Software scalability allows business to remain stable despite the volatile nature of the industry. With a reliable product, business can benefit with higher agility and cheaper upgrade expenses in the long run.
However, scaling is still a challenging process. Building scalable software means you have to be more meticulous with the development details.
Let’s focus on the main points of scalable software.
- Horizontal scaling
Horizontal scaling is elastic and dynamic. It is often easier to scale dynamically by adding more machines into the existing pool. You can keep your existing resources online, and add as many servers as you want. Since each of them is independent, it causes no harm.
- Vertical scaling
Vertical scaling is scaling by adding more compute power (CPU & memory). It’s secure and fast under light loads, but it does not scale well at all. Scaling beyond that capacity often involves downtime and comes with an upper limit.
- Cloud storage
Scalability on the cloud eliminates the need to predict future capacity requirements; should a customer demand more resources, they can be quickly added.
With cloud storage, you only pay for the resources that you use. You can grow and shrink the available resources per your needs and be charged only for space that you are using.
- Physical servers
To expand a physical server environment, you need to buy additional hardware components, which can be very expensive to build, maintain, and secure.
New projects have to be put on hold while waiting for the storage to be finished. In addition, there’s always the risk of hardware becoming outdated.
- Microservice architecture
As the complexity of the system increases, the size of the teams that work on these also increase. Having the system as a monolithic one inhibits the development team from being able to move forward at speed. This gave rise to the need for an approach that would allow independent functional teams to be able to deliver their functionality in its entirety with minimal dependency on other teams.

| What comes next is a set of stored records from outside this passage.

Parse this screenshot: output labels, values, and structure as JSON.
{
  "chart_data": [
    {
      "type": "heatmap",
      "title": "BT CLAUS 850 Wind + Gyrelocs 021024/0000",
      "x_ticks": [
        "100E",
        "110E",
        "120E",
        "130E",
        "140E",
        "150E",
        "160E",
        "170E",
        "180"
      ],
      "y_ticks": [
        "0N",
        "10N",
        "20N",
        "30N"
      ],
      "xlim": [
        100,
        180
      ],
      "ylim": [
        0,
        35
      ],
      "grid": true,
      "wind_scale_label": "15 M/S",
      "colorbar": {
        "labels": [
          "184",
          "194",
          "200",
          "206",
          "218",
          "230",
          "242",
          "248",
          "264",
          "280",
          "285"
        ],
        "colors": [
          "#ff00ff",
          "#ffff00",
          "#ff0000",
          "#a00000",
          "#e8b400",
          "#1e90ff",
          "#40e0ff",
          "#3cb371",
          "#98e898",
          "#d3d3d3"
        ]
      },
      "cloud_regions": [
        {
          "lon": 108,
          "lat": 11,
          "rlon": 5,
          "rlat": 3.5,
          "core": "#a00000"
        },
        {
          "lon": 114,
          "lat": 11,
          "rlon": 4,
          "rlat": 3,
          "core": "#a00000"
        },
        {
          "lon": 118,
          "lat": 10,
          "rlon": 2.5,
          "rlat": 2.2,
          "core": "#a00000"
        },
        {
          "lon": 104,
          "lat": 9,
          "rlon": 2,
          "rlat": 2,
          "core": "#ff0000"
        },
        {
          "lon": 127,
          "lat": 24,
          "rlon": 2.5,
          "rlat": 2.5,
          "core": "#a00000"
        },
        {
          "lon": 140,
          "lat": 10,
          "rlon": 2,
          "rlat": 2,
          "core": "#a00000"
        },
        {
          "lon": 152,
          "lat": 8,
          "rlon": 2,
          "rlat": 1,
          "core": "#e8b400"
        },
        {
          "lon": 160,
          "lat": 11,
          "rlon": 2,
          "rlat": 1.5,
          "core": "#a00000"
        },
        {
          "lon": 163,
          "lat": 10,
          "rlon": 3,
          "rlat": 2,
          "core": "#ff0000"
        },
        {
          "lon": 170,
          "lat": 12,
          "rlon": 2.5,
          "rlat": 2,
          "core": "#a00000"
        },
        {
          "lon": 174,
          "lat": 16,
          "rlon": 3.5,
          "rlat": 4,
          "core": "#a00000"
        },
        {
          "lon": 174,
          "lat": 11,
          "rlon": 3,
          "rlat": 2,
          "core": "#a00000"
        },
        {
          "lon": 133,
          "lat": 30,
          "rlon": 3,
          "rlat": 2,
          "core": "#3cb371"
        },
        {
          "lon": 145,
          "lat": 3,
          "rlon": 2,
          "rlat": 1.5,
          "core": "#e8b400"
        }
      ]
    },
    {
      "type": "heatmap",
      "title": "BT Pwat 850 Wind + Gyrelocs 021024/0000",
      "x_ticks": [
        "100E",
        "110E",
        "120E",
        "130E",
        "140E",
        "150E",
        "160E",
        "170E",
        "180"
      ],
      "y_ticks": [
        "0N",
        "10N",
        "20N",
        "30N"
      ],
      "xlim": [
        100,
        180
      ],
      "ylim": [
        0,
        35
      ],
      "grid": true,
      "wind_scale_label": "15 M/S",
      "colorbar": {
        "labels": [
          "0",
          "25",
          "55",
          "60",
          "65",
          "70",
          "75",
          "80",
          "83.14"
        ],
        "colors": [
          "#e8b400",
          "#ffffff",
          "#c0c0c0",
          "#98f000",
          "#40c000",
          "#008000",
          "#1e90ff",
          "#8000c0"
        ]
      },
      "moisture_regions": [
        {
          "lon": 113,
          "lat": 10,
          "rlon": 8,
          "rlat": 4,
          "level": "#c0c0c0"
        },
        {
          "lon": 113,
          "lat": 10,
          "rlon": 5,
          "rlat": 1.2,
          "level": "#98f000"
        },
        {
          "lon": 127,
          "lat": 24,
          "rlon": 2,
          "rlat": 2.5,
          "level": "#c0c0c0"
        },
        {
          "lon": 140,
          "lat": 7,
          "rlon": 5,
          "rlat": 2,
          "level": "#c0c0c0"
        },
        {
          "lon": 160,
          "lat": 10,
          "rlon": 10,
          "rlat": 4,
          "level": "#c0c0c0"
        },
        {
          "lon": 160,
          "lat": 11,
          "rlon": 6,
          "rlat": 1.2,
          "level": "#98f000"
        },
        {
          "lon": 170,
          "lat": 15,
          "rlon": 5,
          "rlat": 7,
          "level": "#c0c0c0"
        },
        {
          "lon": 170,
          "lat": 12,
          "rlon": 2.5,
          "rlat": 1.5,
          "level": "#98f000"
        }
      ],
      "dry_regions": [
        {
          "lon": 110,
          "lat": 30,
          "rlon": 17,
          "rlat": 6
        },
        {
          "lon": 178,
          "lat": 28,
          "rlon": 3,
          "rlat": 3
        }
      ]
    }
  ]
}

The microservice architecture breaks large software into smaller pieces that can operate independently of each other. When one node is in high demand others can work without adding to its load.
- Monolithic architecture
The monolithic architecture is considered to be a traditional way of building software products. Normally, monolithic applications have one large code base and lack modularity. So, when it comes to scalability, you can’t scale components independently, only the entire application.